Under our recent Daubert/Schafersman jurisprudence, the trial court acts as a gatekeeper to ensure the evidentiary relevance and reliability of an expert's opinion. Schafersman v. Agland Coop, 262 Neb. 215, 631 N.W.2d 862 (2001). See, also, Smith v. Colorado Organ Recovery Sys., 269 Neb. 578, 694 N.W.2d 610 (2005). Most recently, we described a trial court's evaluation of the admissibility of expert testimony as essentially a four-step process. State v. Mason, ante p. 16, 709 N.W.2d 638 (2006). First, the court must determine whether the witness is qualified to testify as an expert. If the expert is and it is necessary for the court to conduct a Daubert analysis, the court must next determine whether the reasoning or methodology underlying the expert testimony is scientifically valid and reliable. Once the reasoning or methodology has been found to be reliable, the court must next determine whether the methodology was properly applied to the facts in issue. Finally, the court determines whether the evidence and opinions related thereto are more probative than prejudicial, as required under Neb. Evid. R. 403, Neb. Rev. Stat. § 27-403 (Reissue 1995). State v. Mason, supra.

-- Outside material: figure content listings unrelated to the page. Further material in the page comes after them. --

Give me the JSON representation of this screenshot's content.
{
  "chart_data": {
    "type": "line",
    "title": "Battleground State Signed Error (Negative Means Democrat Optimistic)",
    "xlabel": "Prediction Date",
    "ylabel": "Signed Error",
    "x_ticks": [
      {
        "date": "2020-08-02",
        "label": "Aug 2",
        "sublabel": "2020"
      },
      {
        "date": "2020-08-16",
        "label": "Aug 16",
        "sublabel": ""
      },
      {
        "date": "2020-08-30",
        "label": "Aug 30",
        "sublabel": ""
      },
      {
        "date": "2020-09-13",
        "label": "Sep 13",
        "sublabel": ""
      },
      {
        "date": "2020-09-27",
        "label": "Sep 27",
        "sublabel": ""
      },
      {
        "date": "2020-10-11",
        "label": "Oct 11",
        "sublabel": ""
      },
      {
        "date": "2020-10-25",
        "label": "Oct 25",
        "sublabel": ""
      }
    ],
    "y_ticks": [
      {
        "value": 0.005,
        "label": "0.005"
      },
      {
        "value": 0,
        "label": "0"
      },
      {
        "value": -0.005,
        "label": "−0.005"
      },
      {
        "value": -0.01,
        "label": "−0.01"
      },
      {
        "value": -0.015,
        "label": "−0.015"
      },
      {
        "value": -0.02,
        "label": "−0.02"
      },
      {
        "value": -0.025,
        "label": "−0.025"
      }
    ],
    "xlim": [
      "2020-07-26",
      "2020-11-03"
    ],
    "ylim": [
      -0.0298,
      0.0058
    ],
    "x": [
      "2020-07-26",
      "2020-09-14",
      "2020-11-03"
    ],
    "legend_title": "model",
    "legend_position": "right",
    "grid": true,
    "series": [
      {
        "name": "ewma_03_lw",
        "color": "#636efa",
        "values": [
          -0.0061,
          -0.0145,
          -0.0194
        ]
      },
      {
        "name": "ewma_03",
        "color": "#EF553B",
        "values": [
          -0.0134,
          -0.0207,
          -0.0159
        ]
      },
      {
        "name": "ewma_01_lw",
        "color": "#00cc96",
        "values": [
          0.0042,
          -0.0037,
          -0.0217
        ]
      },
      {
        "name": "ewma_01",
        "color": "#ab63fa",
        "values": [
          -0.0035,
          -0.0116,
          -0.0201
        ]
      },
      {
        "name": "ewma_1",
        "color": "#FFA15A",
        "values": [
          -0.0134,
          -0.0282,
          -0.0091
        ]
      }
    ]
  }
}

The Court's conclusion is:
Although the issue is disputed, there is support in the medical literature for the theory that physical trauma can cause fibromyalgia. That support, while controverted, is the result of peer-reviewed research conducted pursuant to appropriate methods of scientific inquiry. While there is not a sufficient scientific consensus to say that the theory is generally accepted, nor has a rate of error been established, the theory that trauma can cause fibromyalgia has been the subject of empirical research, the results of which have been subjected to peer review and publication. See Daubert v. Merrell Dow Pharmaceuticals, Inc., supra. We cannot conclude that Handke and Bennett's reliance on this research, instead of literature to the contrary, was methodologically unreliable. If proffered scientific evidence rests on sound scientific reasoning or methodology and properly can be applied to the facts in issue, it meets the Daubert requirements for admissibility, even if the conclusion is novel or controversial. See State v. Dahood, supra. Despite the existence of "spirited dissent," see State v. Sampson, 167 Or. App. at 503, 6 P.3d at 553, the lack of a scientific consensus on the link between trauma and fibromyalgia was not sufficient to render reliance upon that literature methodologically unreliable. We, therefore, conclude that the evidence was sufficient to support the theory of a causal relationship between physical trauma and fibromyalgia and that the trial court abused its discretion in concluding otherwise.